I narrow my eyes. “Are you actually pretending your brother didn’t tell you—after I had to leave early at your cousin Tate’s wedding?”

Anna frowns, thinking. “I… remember that. I left right after you did, because of a client.”

I shake my head, not buying it. “So, who drove his drunk ass home?”

She hesitates, then shrugs. “I don’t know. Even if I did, I’d never tell my mom.”

I shake my head. “Who else could he have told?”

Anna’s face twists in confusion—then she freezes, eyes cutting sideways.

I follow her gaze to the back door. But it’s not something she’s looking at. It’s something she’s hearing. The sound of loud laughter spilling out from inside.

And just like that, I know.

The air rushes out of my chest. I go still. My voice is barely a whisper. “Bethany.”

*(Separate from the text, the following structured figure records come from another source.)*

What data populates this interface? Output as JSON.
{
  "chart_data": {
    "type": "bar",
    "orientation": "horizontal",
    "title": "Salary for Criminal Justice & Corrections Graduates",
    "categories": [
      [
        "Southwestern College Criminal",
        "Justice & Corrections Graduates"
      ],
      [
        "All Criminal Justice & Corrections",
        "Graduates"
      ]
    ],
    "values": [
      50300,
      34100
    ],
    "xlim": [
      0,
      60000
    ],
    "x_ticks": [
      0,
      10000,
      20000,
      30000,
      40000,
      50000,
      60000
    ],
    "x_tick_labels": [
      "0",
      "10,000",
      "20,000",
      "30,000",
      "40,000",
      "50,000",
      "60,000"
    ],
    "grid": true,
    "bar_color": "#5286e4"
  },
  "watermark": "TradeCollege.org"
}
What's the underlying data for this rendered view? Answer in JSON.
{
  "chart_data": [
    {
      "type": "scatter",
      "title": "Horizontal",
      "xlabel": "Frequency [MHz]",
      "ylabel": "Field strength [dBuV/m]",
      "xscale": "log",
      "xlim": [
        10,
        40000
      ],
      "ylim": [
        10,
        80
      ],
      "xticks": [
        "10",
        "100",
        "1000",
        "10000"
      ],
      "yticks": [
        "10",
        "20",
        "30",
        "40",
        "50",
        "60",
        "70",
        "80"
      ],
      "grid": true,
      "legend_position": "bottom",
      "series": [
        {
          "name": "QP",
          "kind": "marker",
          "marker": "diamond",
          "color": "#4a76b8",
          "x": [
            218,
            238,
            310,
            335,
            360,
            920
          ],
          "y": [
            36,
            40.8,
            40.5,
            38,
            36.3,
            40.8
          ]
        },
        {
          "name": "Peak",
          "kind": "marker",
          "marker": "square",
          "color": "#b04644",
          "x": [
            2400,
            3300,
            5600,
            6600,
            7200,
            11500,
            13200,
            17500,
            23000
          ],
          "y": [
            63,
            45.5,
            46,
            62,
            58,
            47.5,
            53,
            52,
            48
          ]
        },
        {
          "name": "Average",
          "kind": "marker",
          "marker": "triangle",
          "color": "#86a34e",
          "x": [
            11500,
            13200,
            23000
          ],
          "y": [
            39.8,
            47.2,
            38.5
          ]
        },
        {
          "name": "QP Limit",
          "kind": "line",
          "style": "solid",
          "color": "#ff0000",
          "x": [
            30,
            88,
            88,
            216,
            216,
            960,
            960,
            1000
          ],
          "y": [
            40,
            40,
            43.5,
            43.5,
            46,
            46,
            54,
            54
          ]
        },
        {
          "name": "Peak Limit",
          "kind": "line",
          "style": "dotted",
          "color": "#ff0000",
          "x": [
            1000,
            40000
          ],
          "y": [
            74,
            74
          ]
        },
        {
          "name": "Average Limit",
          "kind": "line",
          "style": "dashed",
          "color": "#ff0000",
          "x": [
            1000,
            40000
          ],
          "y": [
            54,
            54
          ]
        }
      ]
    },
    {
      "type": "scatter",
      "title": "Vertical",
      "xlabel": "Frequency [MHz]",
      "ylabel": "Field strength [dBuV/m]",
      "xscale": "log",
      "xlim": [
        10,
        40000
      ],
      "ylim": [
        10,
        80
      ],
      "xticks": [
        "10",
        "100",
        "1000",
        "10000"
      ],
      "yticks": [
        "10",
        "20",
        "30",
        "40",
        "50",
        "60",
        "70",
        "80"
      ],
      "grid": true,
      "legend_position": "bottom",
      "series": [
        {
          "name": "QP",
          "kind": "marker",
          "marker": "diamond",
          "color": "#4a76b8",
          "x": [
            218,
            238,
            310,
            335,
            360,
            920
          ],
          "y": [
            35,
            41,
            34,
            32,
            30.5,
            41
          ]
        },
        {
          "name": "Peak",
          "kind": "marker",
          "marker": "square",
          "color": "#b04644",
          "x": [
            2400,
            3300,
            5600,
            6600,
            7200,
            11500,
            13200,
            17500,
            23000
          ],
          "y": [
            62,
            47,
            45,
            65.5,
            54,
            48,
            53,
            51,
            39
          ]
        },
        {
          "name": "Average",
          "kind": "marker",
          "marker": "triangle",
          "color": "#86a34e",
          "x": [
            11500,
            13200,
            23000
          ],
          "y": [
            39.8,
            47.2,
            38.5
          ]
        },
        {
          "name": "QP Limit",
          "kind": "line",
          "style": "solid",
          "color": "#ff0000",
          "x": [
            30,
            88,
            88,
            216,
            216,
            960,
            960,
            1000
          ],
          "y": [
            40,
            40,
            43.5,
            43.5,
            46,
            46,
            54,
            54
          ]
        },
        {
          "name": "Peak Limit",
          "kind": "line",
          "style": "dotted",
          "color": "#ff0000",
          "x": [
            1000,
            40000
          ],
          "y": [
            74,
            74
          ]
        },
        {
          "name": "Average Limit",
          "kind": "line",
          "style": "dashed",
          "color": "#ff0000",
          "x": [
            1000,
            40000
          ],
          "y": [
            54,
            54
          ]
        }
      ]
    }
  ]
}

We both stay frozen, the truth hanging sharp and ugly between us.

Finally, I find my voice, low and shaking with fury. “Anna, if you don’t want me to break her face, I suggest you take her and leave. Now.”

Anna nods quickly, guilt spilling over her features. “I’m so sorry.” She doesn’t wait for me to answer, just hurries inside.

I stay out there, rooted to the spot, until I hear the slam of doors, the rumble of engines, two cars pulling away.

Only then do I exhale, force my shoulders to loosen. I turn back, and call out, voice steady again.

“Kids—dinner!”

Their laughter spills toward me, feet pounding across the grass, glow sticks clattering to the patio.

Lyle’s gonna need shields, all four of them.

Chapter Eight

Lyle — Present

Dinner feels… good. Better than most nights. We sit around the table, the six of us, bowls of pasta steaming, garlic bread vanishing in record time. Forks scrape against plates, overlapping chatter bouncing off the walls.

Remi actually talks tonight—about a game, some shot he made, his voice animated in that way it only gets when he forgets I’m listening. Taylor rolls her eyes but adds her own story, something about a group project where she had to do all the work. August interrupts every five seconds with jokes that barely make sense, and Rain—God, Rain laughs so hard she almost spits water across the table, clutching her fox like even it finds August funny.

I should be soaking this in. My kids, loud, alive, filling the house with a kind of noise that most men would kill to come home to.